La Chine est sur le point de détrôner le Japon pour devenir la deuxième économie mondiale, une étape qui illustre son ascension mais aussi la nécessité de réorienter sa croissance pour devenir moins dépendante des exportations.

L'événement attendu fait suite aux récentes conquêtes par le pays le plus peuplé de la planète des places de premier exportateur, de premier marché automobile et de premier sidérurgiste mondial.

En 2009, son produit intérieur brut (PIB) avait frôlé celui du Japon -dix fois moins peuplé et donc dix fois plus riche par habitant- avec 4980 milliards de dollars contre 5007 milliards.

Le Japon doit publier lundi le montant de son PIB pour le premier semestre 2010, mais les responsables chinois sont déjà persuadés que leur chiffre sera supérieur.

«La Chine est déjà la deuxième économie mondiale», déclarait récemment Yi Gang, vice-gouverneur de la banque centrale chinoise.

Certains analystes pensent toutefois qu'il pourrait se tromper et que la récente appréciation du yen par rapport au dollar permettra au Japon de rester encore devant la Chine sur une base nominale.

Takahide Kiuchi, de Nomura Securities, évalue le PIB japonais à 2647 milliards de dollars pour la période de janvier à juin, contre 2530 milliards pour le PIB chinois publié en juillet.

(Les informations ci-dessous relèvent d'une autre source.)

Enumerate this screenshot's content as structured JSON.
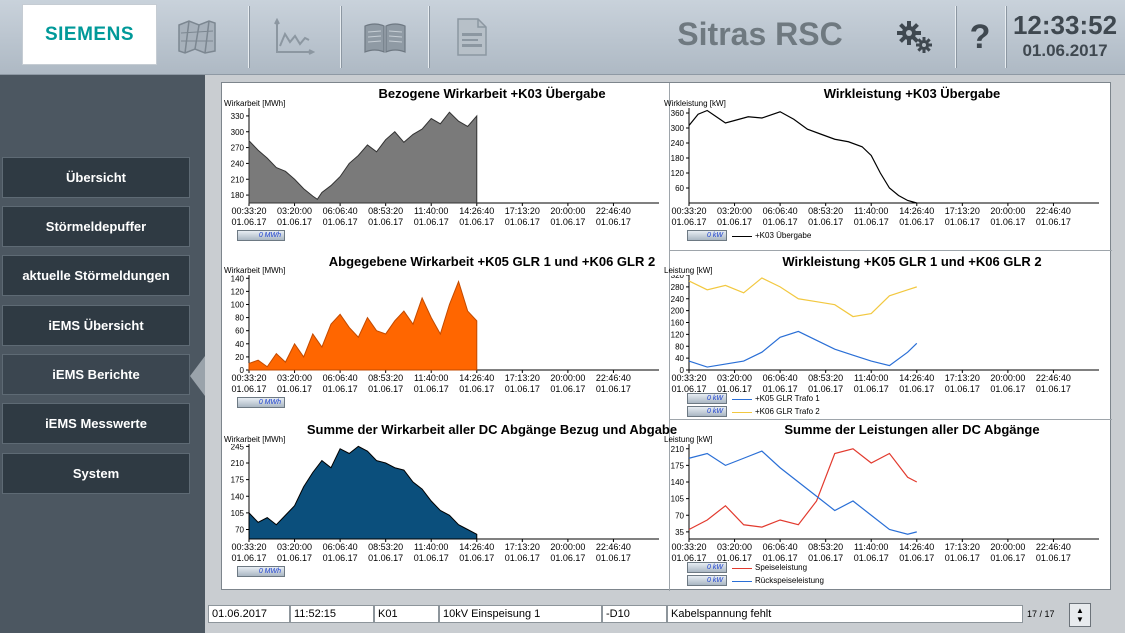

Le passage à la deuxième place de la Chine est pourtant inéluctable, souligne Arthur Kroeber, directeur du cabinet de consultants Dragonomics à Pékin, mais se pose la question de la qualité de sa croissance.

«La Chine est à la croisée des chemins», souligne Patrick Chovanec, professeur à l'École d'économie et de gestion de l'Université de Tsinghua à Pékin.

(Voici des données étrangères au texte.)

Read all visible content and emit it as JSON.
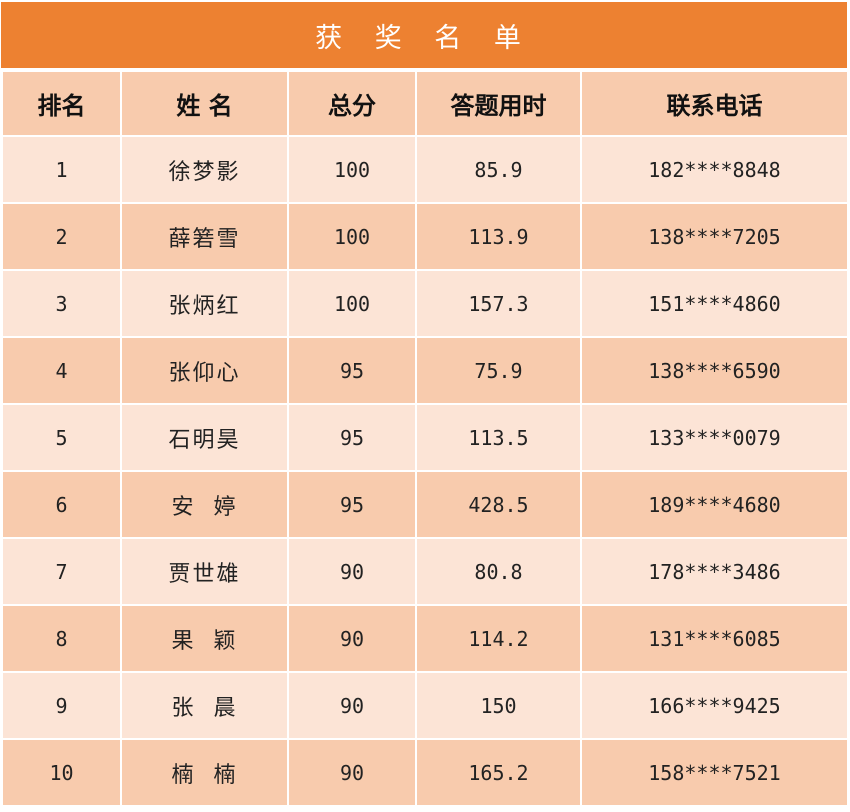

«Elle se retrouve face à la même problématique que le Japon dans les années 1980: s'adapter ou persister sur la voie d'une économie tirée par les exportations», selon l'universitaire.

Les responsables politiques chinois doivent aussi rompre avec une mentalité privilégiant la croissance à n'importe quel prix, qui est, selon M. Kroeber, «encore très présente au sein de la bureaucratie».

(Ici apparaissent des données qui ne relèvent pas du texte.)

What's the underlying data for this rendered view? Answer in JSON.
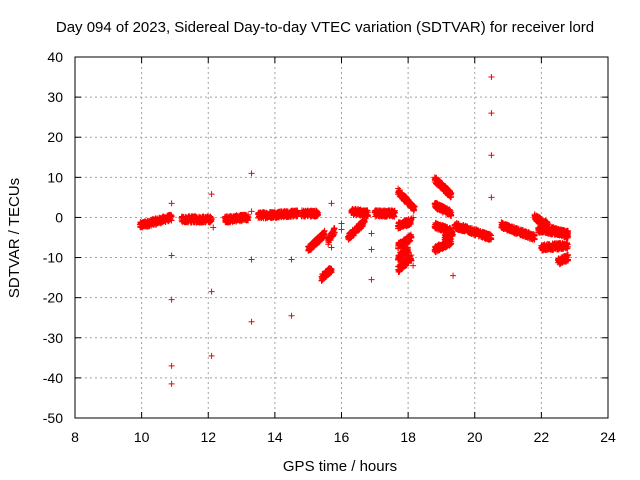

Depuis le lancement de la politique de réforme et d'ouverture il y a trois décennies par Deng Xiaoping, la Chine a successivement doublé la Grande-Bretagne, la France puis l'Allemagne, et procuré aux pays en développement un poids plus important à la Banque mondiale et au Fonds monétaire international.

Mais cette croissance exceptionnelle a aussi eu pour corollaire le creusement des inégalités entre une classe moyenne urbaine possédant désormais appartements et automobiles et des centaines de millions de pauvres, dont certains vivent avec moins de 50 cents par jour.

Au sujet du dépassement du Japon par son pays, Yi Gang a ajouté qu'il n'était désormais plus nécessaire que l'économie chinoise atteigne une croissance de 8% par an pour créer suffisamment d'emplois et éviter les troubles sociaux, relève M. Kroeber.

«Insister sur un taux de croissance élevé peut introduire plus de distorsions dans l'économie et nous devons vraiment nous concentrer sur les moyens d'améliorer la qualité de la croissance», juge ce consultant.

Enfin, la place de numéro deux confère à la Chine davantage de responsabilités. «Une petite économie peut afficher des excédents parce qu'elle le fait à petite échelle», souligne M. Chovanec.

«Mais quand vous êtes la deuxième économie du monde, ces déséquilibres commencent à peser lourd dans l'économie mondiale et ne peuvent plus être absorbés année après année», estime-t-il.

Les dirigeants chinois ont toutefois du mal à prendre des décisions potentiellement douloureuses, comme de laisser le yuan s'apprécier par rapport au dollar.

«La Chine a tellement bien réussi qu'elle pourrait ne pas s'apercevoir de la nécessité de changer», poursuit M. Chovanec.